À l’heure où le débat sur une éventuelle réforme constitutionnelle continue d’alimenter la scène politique congolaise, le regroupement politique Alliance Bloc 50 (AB-50), dirigé par Julien Paluku Kahongya, a soumis jeudi ses propositions pour le passage de la Troisième à la Quatrième République. Ces recommandations, déposées au Secrétariat permanent de l’Union sacrée de la Nation, mettent l’accent sur la gouvernance, la décentralisation et la planification du développement.
Par la rédaction
Le regroupement politique Alliance Bloc 50 (AB-50) a déposé jeudi au Secrétariat permanent de l’Union sacrée de la Nation un document contenant ses propositions de réformes institutionnelles en vue du passage de la Troisième à la Quatrième République en République démocratique du Congo.
Présentée comme une contribution au débat national sur l’avenir des institutions du pays, cette initiative intervient dans un contexte marqué par de nombreuses discussions autour d’éventuelles réformes constitutionnelles et de la gouvernance publique.
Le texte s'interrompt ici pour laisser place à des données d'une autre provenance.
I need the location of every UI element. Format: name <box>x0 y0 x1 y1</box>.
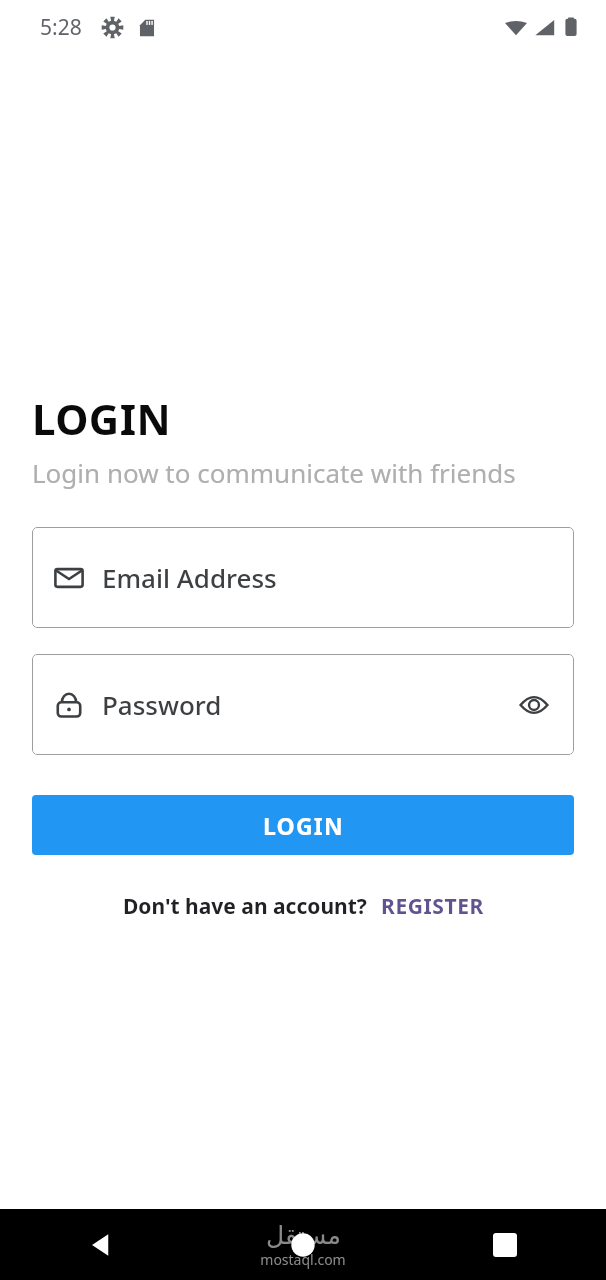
staticText: REGISTER <box>381 892 484 921</box>
button[interactable]: Show password <box>516 687 552 723</box>
button[interactable]: Back <box>0 1209 202 1280</box>
staticText: Password <box>102 687 222 722</box>
staticText: mostaql.com <box>260 1250 346 1269</box>
staticText: LOGIN <box>263 810 344 841</box>
staticText: 5:28 <box>40 13 82 42</box>
button[interactable]: REGISTER <box>381 892 484 921</box>
staticText: LOGIN <box>32 390 172 447</box>
button[interactable]: Email Address <box>32 527 574 628</box>
staticText: Don't have an account? <box>123 892 367 921</box>
staticText: Email Address <box>102 560 277 595</box>
button[interactable]: Password <box>32 654 574 755</box>
button[interactable]: LOGIN <box>32 795 574 855</box>
button[interactable]: Recent apps <box>404 1209 606 1280</box>
button[interactable]: Home <box>202 1209 404 1280</box>
staticText: مستقل <box>266 1221 341 1250</box>
staticText: Login now to communicate with friends <box>32 455 516 490</box>
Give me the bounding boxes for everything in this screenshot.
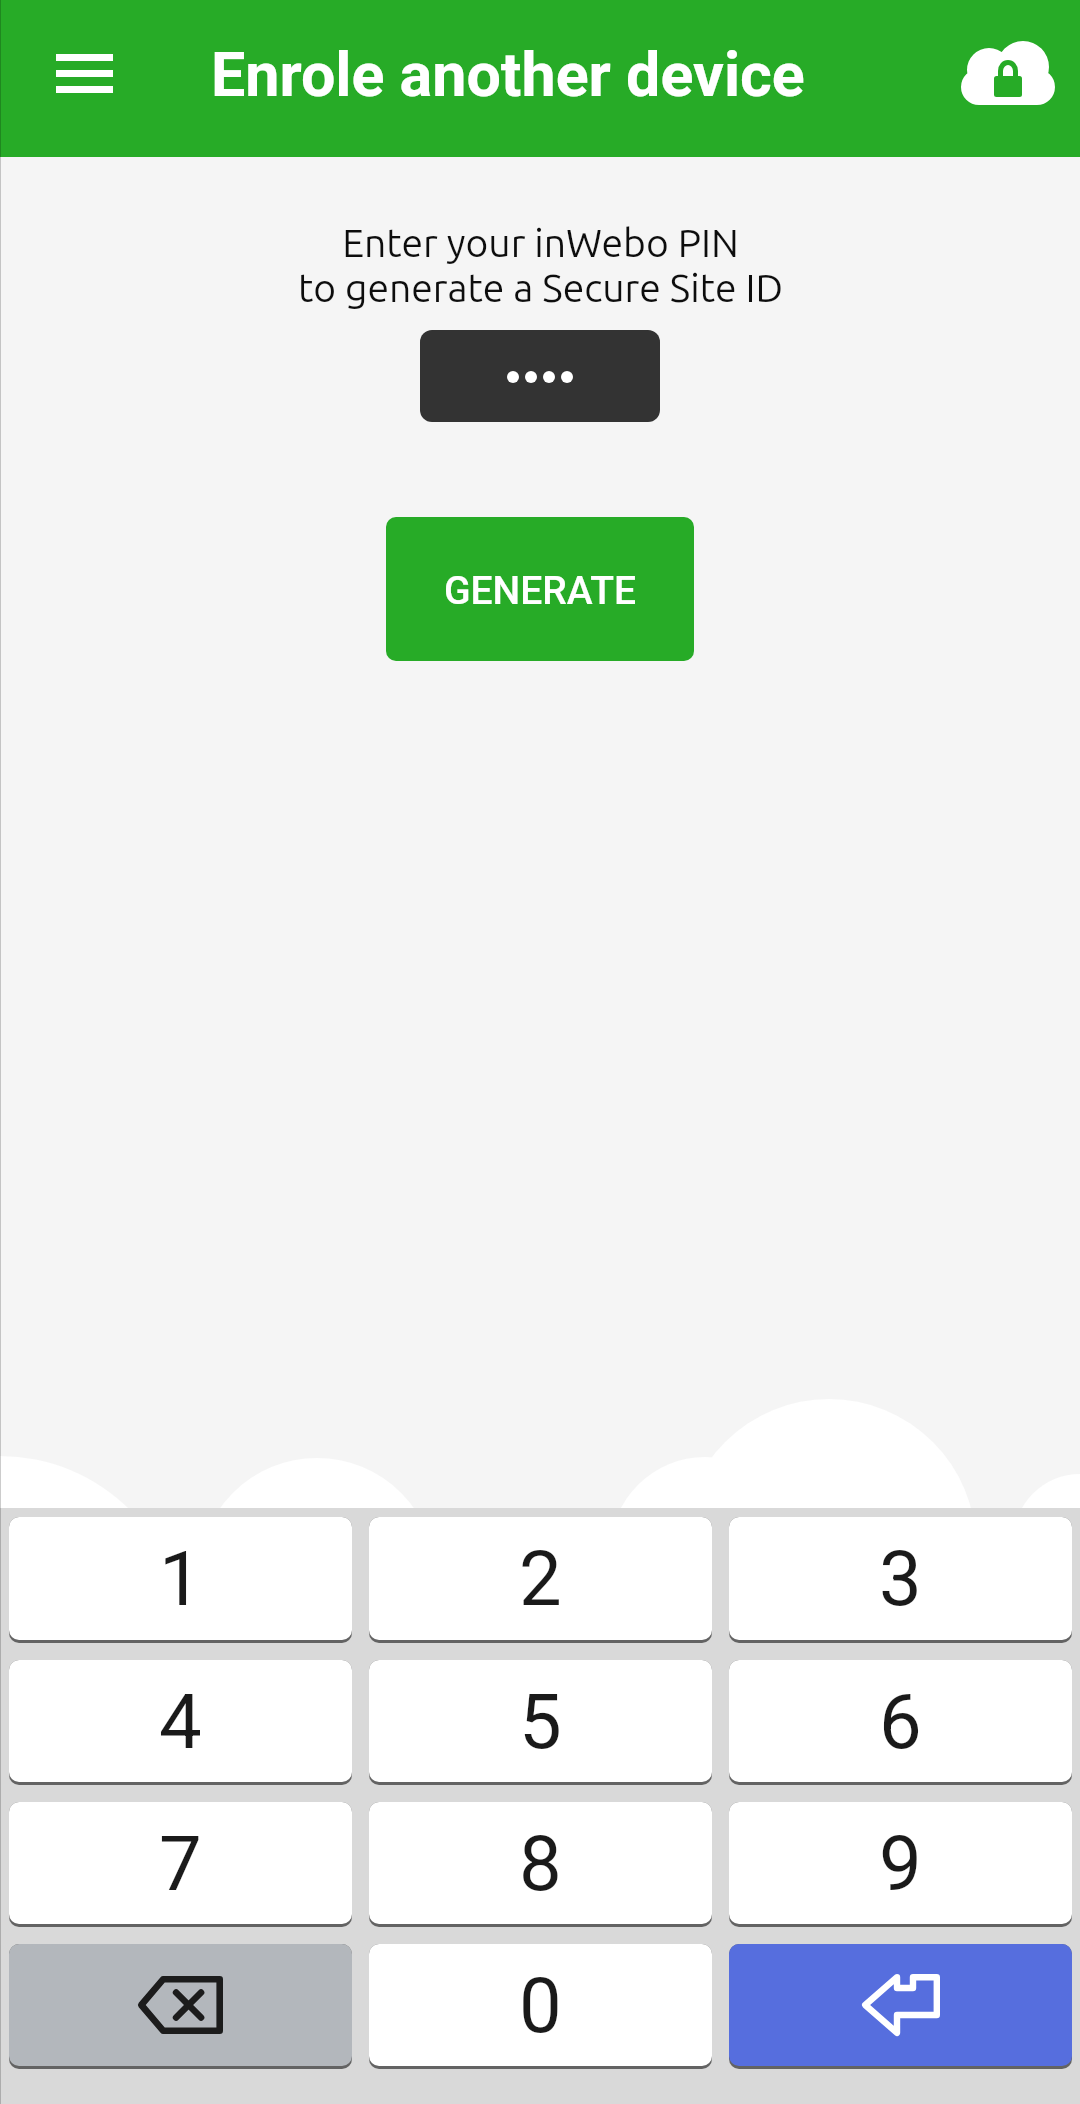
button[interactable]: 9 <box>729 1802 1072 1927</box>
staticText: 4 <box>159 1677 202 1766</box>
button[interactable]: 2 <box>369 1517 712 1643</box>
button[interactable]: Enter <box>729 1944 1072 2069</box>
staticText: 5 <box>519 1677 562 1766</box>
button[interactable]: Secure cloud storage <box>949 17 1067 141</box>
staticText: 0 <box>519 1961 562 2050</box>
staticText: Enrole another device <box>211 39 805 110</box>
staticText: 9 <box>879 1819 922 1908</box>
button[interactable]: Delete <box>9 1944 352 2069</box>
button[interactable]: 3 <box>729 1517 1072 1643</box>
button[interactable]: 0 <box>369 1944 712 2069</box>
button[interactable]: GENERATE <box>386 517 694 661</box>
staticText: 8 <box>519 1819 562 1908</box>
button[interactable]: 8 <box>369 1802 712 1927</box>
button[interactable]: Open navigation menu <box>28 17 140 141</box>
staticText: 1 <box>159 1534 202 1623</box>
button[interactable] <box>420 330 660 422</box>
button[interactable]: 4 <box>9 1660 352 1785</box>
staticText: 6 <box>879 1677 922 1766</box>
button[interactable]: 6 <box>729 1660 1072 1785</box>
staticText: Enter your inWebo PIN to generate a Secu… <box>298 221 783 309</box>
staticText: 7 <box>159 1819 202 1908</box>
staticText: 3 <box>879 1534 922 1623</box>
button[interactable]: 5 <box>369 1660 712 1785</box>
staticText: 2 <box>519 1534 562 1623</box>
button[interactable]: 1 <box>9 1517 352 1643</box>
staticText: GENERATE <box>444 568 637 614</box>
button[interactable]: 7 <box>9 1802 352 1927</box>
Selon les responsables de l’AB-50, ces propositions s’appuient sur les différentes ruptures institutionnelles qu’a connues la RDC au cours de son histoire, notamment en 1959, 1965, 1997 et 2006. L’objectif affiché est de renforcer l’efficacité de l’État et d’orienter davantage l’action publique vers les résultats et le développement.
Parmi les principales innovations avancées figure la mise en place d’une architecture institutionnelle articulée autour de trois niveaux de pouvoir : le niveau national, le niveau provincial et le territoire. Ce dernier serait érigé en entité de coordination du développement et doté de la personnalité juridique.
L’AB-50 propose également de faire de la planification un domaine relevant de la loi afin d’assurer la continuité de l’État et d’éviter les ruptures dans l’exécution des politiques publiques lors des alternances à la tête des institutions.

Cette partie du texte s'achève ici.